Discorrendo pela seu percurso pessoal, como jornalista de televisão, rádio e imprensa, e autor de livros, Júlio Magalhães revelou-nos que nasceu no Porto, tendo ido para Angola com 7 meses, onde viveu até 1975. Passou a sua juventude no Porto, onde viveu desde que regressou de Sá da Bandeira. Em África, quando tinha 10 anos, ia para a praça esperar os jornais que vinham da metrópole. Gostava de os ler. Quando veio viver para a Rua do Almada, no Porto, a sua casa ficava a meio do Jornal de Notícias e do Comércio do Porto, pelo que esperava que saíssem, às duas da manhã, para os comprar e ler. Aos dezasseis anos iniciou a sua carreira de jornalista como colaborador n’ “O Comércio do Porto” na área do desporto. Em 1986 foi trabalhar para o jornal “Europeu”, de onde se transferiu pouco tempo depois para o semanário “O Liberal”. Júlio Magalhães foi também um dos fundadores da Rádio Nova. Em 1990 estreou-se na RTP1, onde foi jornalista e repórter, e apresentou o programa da manhã “Bom dia” e o “Jornal da Tarde”. Dez anos depois transferiu-se para a TVI, onde foi director de informação. Júlio Magalhães deixou a TVI rumo à cidade Invicta, a sua terra natal, em 2012, para dirigir o Porto Canal.

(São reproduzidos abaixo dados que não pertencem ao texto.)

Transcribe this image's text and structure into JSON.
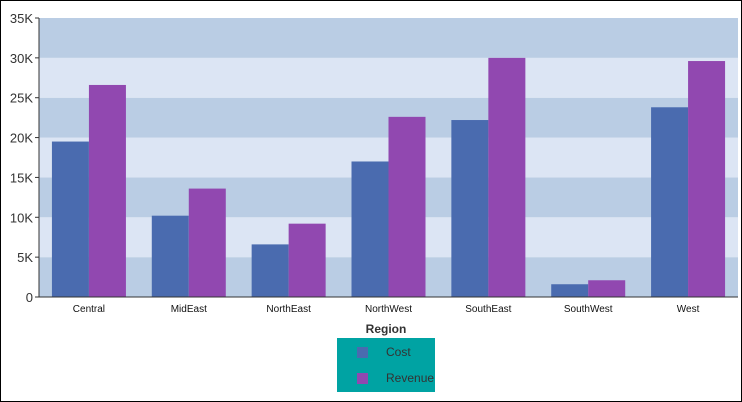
{
  "chart_data": {
    "type": "bar",
    "xlabel": "Region",
    "ylabel": "",
    "ylim": [
      0,
      35000
    ],
    "yticks": [
      "0",
      "5K",
      "10K",
      "15K",
      "20K",
      "25K",
      "30K",
      "35K"
    ],
    "categories": [
      "Central",
      "MidEast",
      "NorthEast",
      "NorthWest",
      "SouthEast",
      "SouthWest",
      "West"
    ],
    "series": [
      {
        "name": "Cost",
        "color": "#4a6baf",
        "values": [
          19500,
          10200,
          6600,
          17000,
          22200,
          1600,
          23800
        ]
      },
      {
        "name": "Revenue",
        "color": "#9148b0",
        "values": [
          26600,
          13600,
          9200,
          22600,
          30000,
          2100,
          29600
        ]
      }
    ],
    "legend": {
      "position": "bottom-center",
      "background": "#00a3a3"
    },
    "bands": [
      "#bacde4",
      "#dce5f4"
    ]
  }
}
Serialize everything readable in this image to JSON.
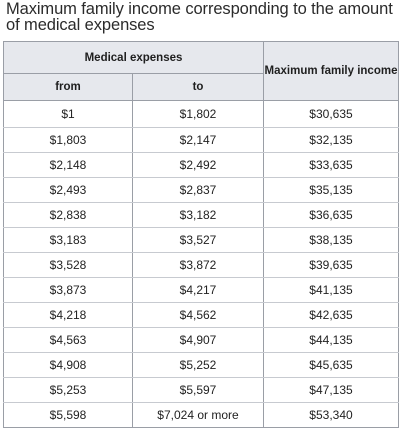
{
  "title": "Maximum family income corresponding to the amount of medical expenses",
  "headers": {
    "medical_expenses": "Medical expenses",
    "from": "from",
    "to": "to",
    "max_income": "Maximum family income"
  },
  "rows": [
    {
      "from": "$1",
      "to": "$1,802",
      "max": "$30,635"
    },
    {
      "from": "$1,803",
      "to": "$2,147",
      "max": "$32,135"
    },
    {
      "from": "$2,148",
      "to": "$2,492",
      "max": "$33,635"
    },
    {
      "from": "$2,493",
      "to": "$2,837",
      "max": "$35,135"
    },
    {
      "from": "$2,838",
      "to": "$3,182",
      "max": "$36,635"
    },
    {
      "from": "$3,183",
      "to": "$3,527",
      "max": "$38,135"
    },
    {
      "from": "$3,528",
      "to": "$3,872",
      "max": "$39,635"
    },
    {
      "from": "$3,873",
      "to": "$4,217",
      "max": "$41,135"
    },
    {
      "from": "$4,218",
      "to": "$4,562",
      "max": "$42,635"
    },
    {
      "from": "$4,563",
      "to": "$4,907",
      "max": "$44,135"
    },
    {
      "from": "$4,908",
      "to": "$5,252",
      "max": "$45,635"
    },
    {
      "from": "$5,253",
      "to": "$5,597",
      "max": "$47,135"
    },
    {
      "from": "$5,598",
      "to": "$7,024 or more",
      "max": "$53,340"
    }
  ],
  "colors": {
    "header_bg": "#e6e8ed",
    "border": "#9a9ea6",
    "row_divider": "#c7cad0",
    "text": "#222222"
  }
}
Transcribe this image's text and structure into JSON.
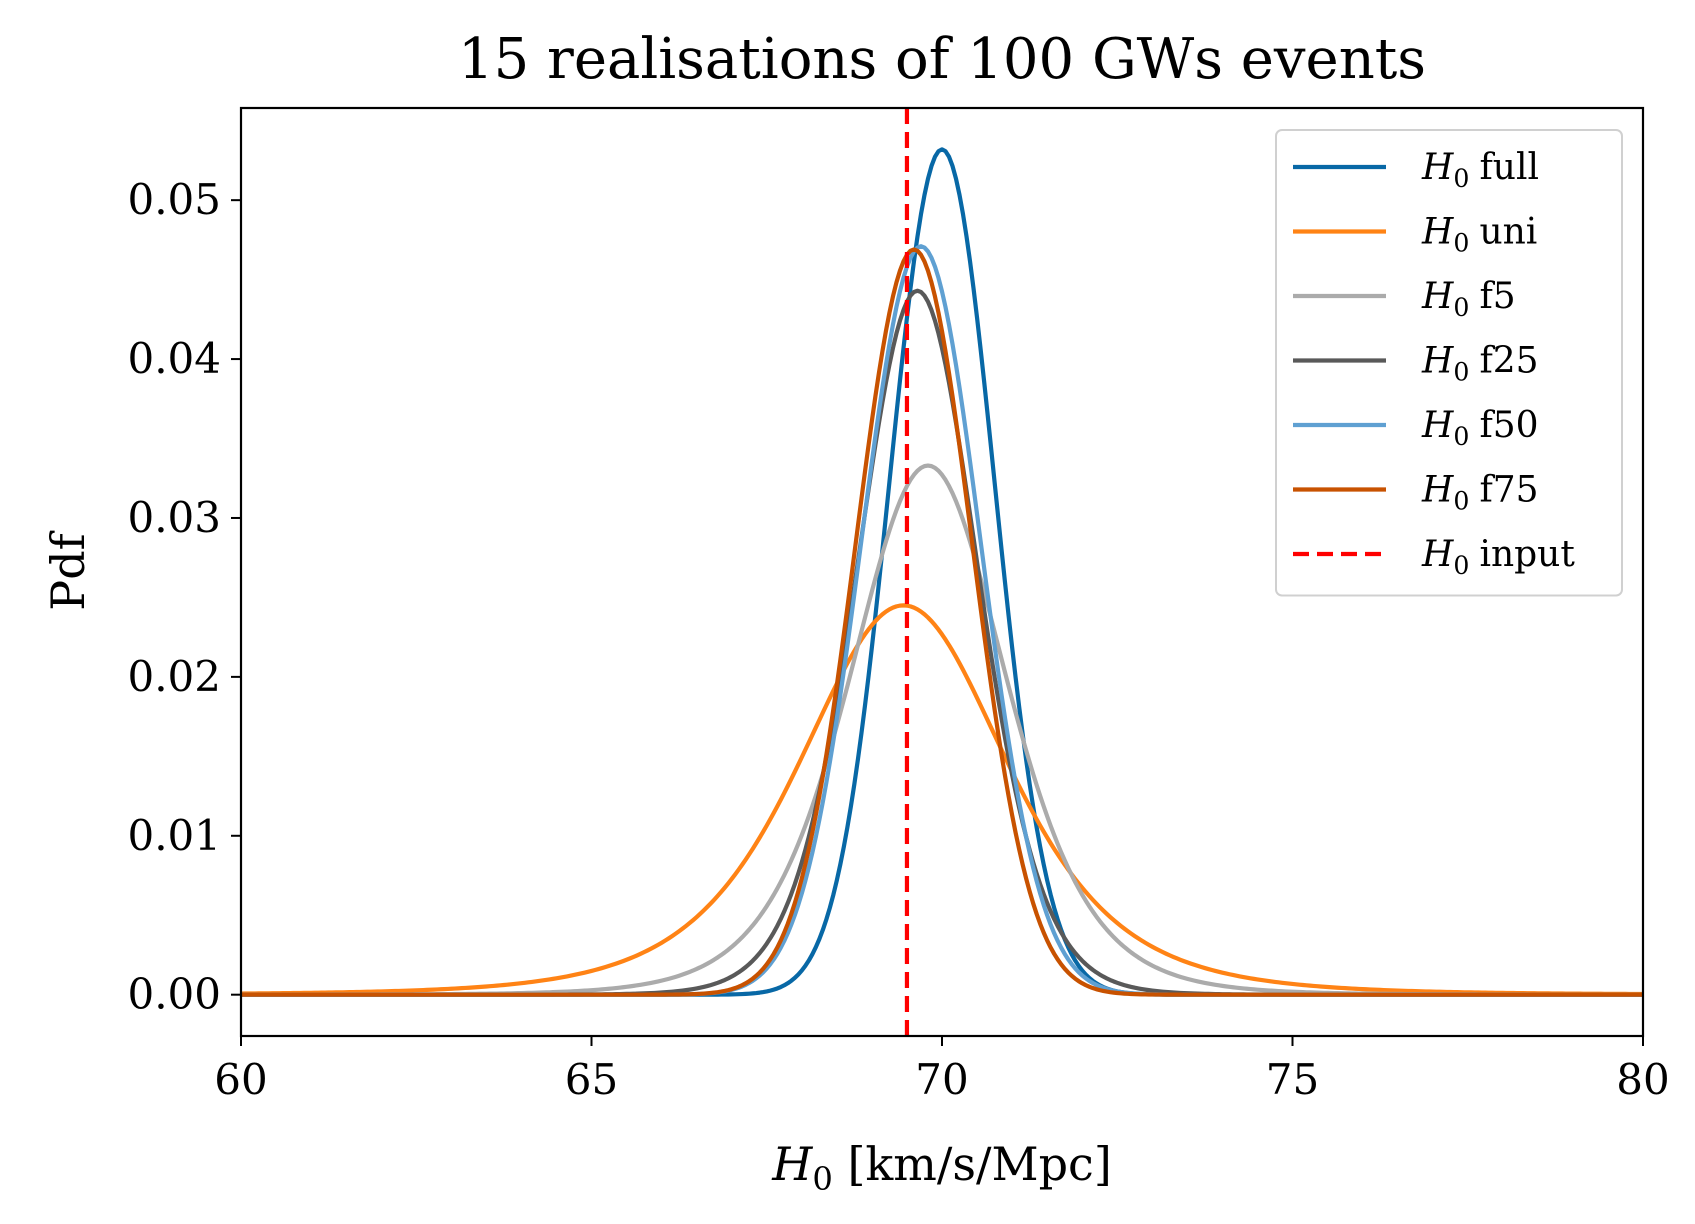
{
  "chart_data": {
    "type": "line",
    "title": "15 realisations of 100 GWs events",
    "xlabel": {
      "symbol": "H",
      "subscript": "0",
      "suffix": " [km/s/Mpc]"
    },
    "ylabel": "Pdf",
    "xlim": [
      60,
      80
    ],
    "ylim": [
      -0.0026,
      0.0558
    ],
    "xticks": [
      60,
      65,
      70,
      75,
      80
    ],
    "xtick_labels": [
      "60",
      "65",
      "70",
      "75",
      "80"
    ],
    "yticks": [
      0.0,
      0.01,
      0.02,
      0.03,
      0.04,
      0.05
    ],
    "ytick_labels": [
      "0.00",
      "0.01",
      "0.02",
      "0.03",
      "0.04",
      "0.05"
    ],
    "grid": false,
    "legend_position": "top-right",
    "series": [
      {
        "name": "full",
        "legend_symbol": "H",
        "legend_subscript": "0",
        "color": "#0868a6",
        "style": "solid",
        "shape": "gaussian",
        "mean": 70.0,
        "sigma": 0.75,
        "peak": 0.0532
      },
      {
        "name": "uni",
        "legend_symbol": "H",
        "legend_subscript": "0",
        "color": "#ff8315",
        "style": "solid",
        "shape": "student-t",
        "mean": 69.45,
        "sigma": 1.55,
        "nu": 4,
        "peak": 0.0245
      },
      {
        "name": "f5",
        "legend_symbol": "H",
        "legend_subscript": "0",
        "color": "#ababab",
        "style": "solid",
        "shape": "student-t",
        "mean": 69.8,
        "sigma": 1.15,
        "nu": 6,
        "peak": 0.0333
      },
      {
        "name": "f25",
        "legend_symbol": "H",
        "legend_subscript": "0",
        "color": "#595959",
        "style": "solid",
        "shape": "student-t",
        "mean": 69.65,
        "sigma": 0.88,
        "nu": 12,
        "peak": 0.0443
      },
      {
        "name": "f50",
        "legend_symbol": "H",
        "legend_subscript": "0",
        "color": "#5fa0d2",
        "style": "solid",
        "shape": "gaussian",
        "mean": 69.7,
        "sigma": 0.85,
        "peak": 0.0471
      },
      {
        "name": "f75",
        "legend_symbol": "H",
        "legend_subscript": "0",
        "color": "#c85200",
        "style": "solid",
        "shape": "gaussian",
        "mean": 69.6,
        "sigma": 0.83,
        "peak": 0.0469
      },
      {
        "name": "input",
        "legend_symbol": "H",
        "legend_subscript": "0",
        "color": "#ff0000",
        "style": "dashed",
        "shape": "vline",
        "x": 69.5
      }
    ]
  }
}
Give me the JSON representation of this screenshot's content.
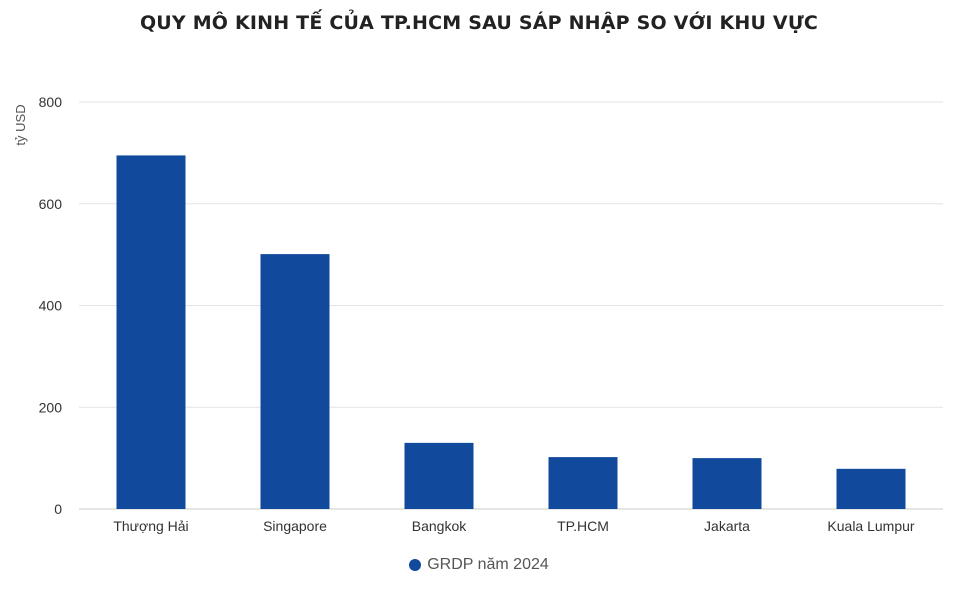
{
  "chart_data": {
    "type": "bar",
    "title": "QUY MÔ KINH TẾ CỦA TP.HCM SAU SÁP NHẬP SO VỚI KHU VỰC",
    "ylabel": "tỷ USD",
    "xlabel": "",
    "categories": [
      "Thượng Hải",
      "Singapore",
      "Bangkok",
      "TP.HCM",
      "Jakarta",
      "Kuala Lumpur"
    ],
    "series": [
      {
        "name": "GRDP năm 2024",
        "values": [
          695,
          501,
          130,
          102,
          100,
          79
        ],
        "color": "#114a9c"
      }
    ],
    "ylim": [
      0,
      800
    ],
    "yticks": [
      "0",
      "200",
      "400",
      "600",
      "800"
    ],
    "grid": true,
    "legend_position": "bottom-center",
    "gridline_color": "#e3e3e3"
  }
}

Na Faculdade, passou pelos cursos de História, Direito e Comunicação Social e mas nunca terminou nenhum porque quando estava a acabar o curso, mudava de jornal ou para a rádio ou para a televisão e ficava sem tempo.

Em 2003, editou o livro “T’Antas Glórias”, com os depoimentos de diversas personalidades públicas e ligadas ao futebol ao longo dos 51 anos de existência do Estádio das Antas. Em 2008 publicou “Os RETORNADOS – Um Amor Nunca se Esquece”, o primeiro livro que sai em Portugal sobre retornados e que, à semelhança dos que lhe seguiram (“Um Amor em Tempo de Guerra”, “Longe do Meu Coração”, “Não nos roubarão a esperança” e “Por ti, Resistirei”) tem um caráter jornalístico e contexto histórico.

Júlio Magalhães pronunciou-se igualmente acerca do estado atual do jornalismo em Portugal, das ameaças e interesses a que estão sujeitos, da sua relação do Presidente Marcelo Rebelo de Sousa, e das enormes diferenças em gerir o orçamento da TVI e do Porto Canal. Falou-se de regionalização e da necessidade das regiões terem uma rádio, um jornal e uma televisão, para terem visibilidade. Realçou-se a diferença do Porto Canal como único canal de televisão generalista no Porto, e que conta com programas nas áreas de investigação científica, história, cinema, entrevista e entretenimento.

Júlio Magalhães considera que o futuro da televisão não passará pelos canais generalistas. Antevê um maior protagonismo para os canais de cabo e de conteúdos no futuro do pequeno ecrã, facto que se deve, sobretudo, ao público mais jovem, que ocupa mais tempo na Internet a ver conteúdos: «As novas gerações já não vêem novelas».

A próxima conversa está agendada para o dia 2 de Dezembro e o convidado é Alberto S. Santos.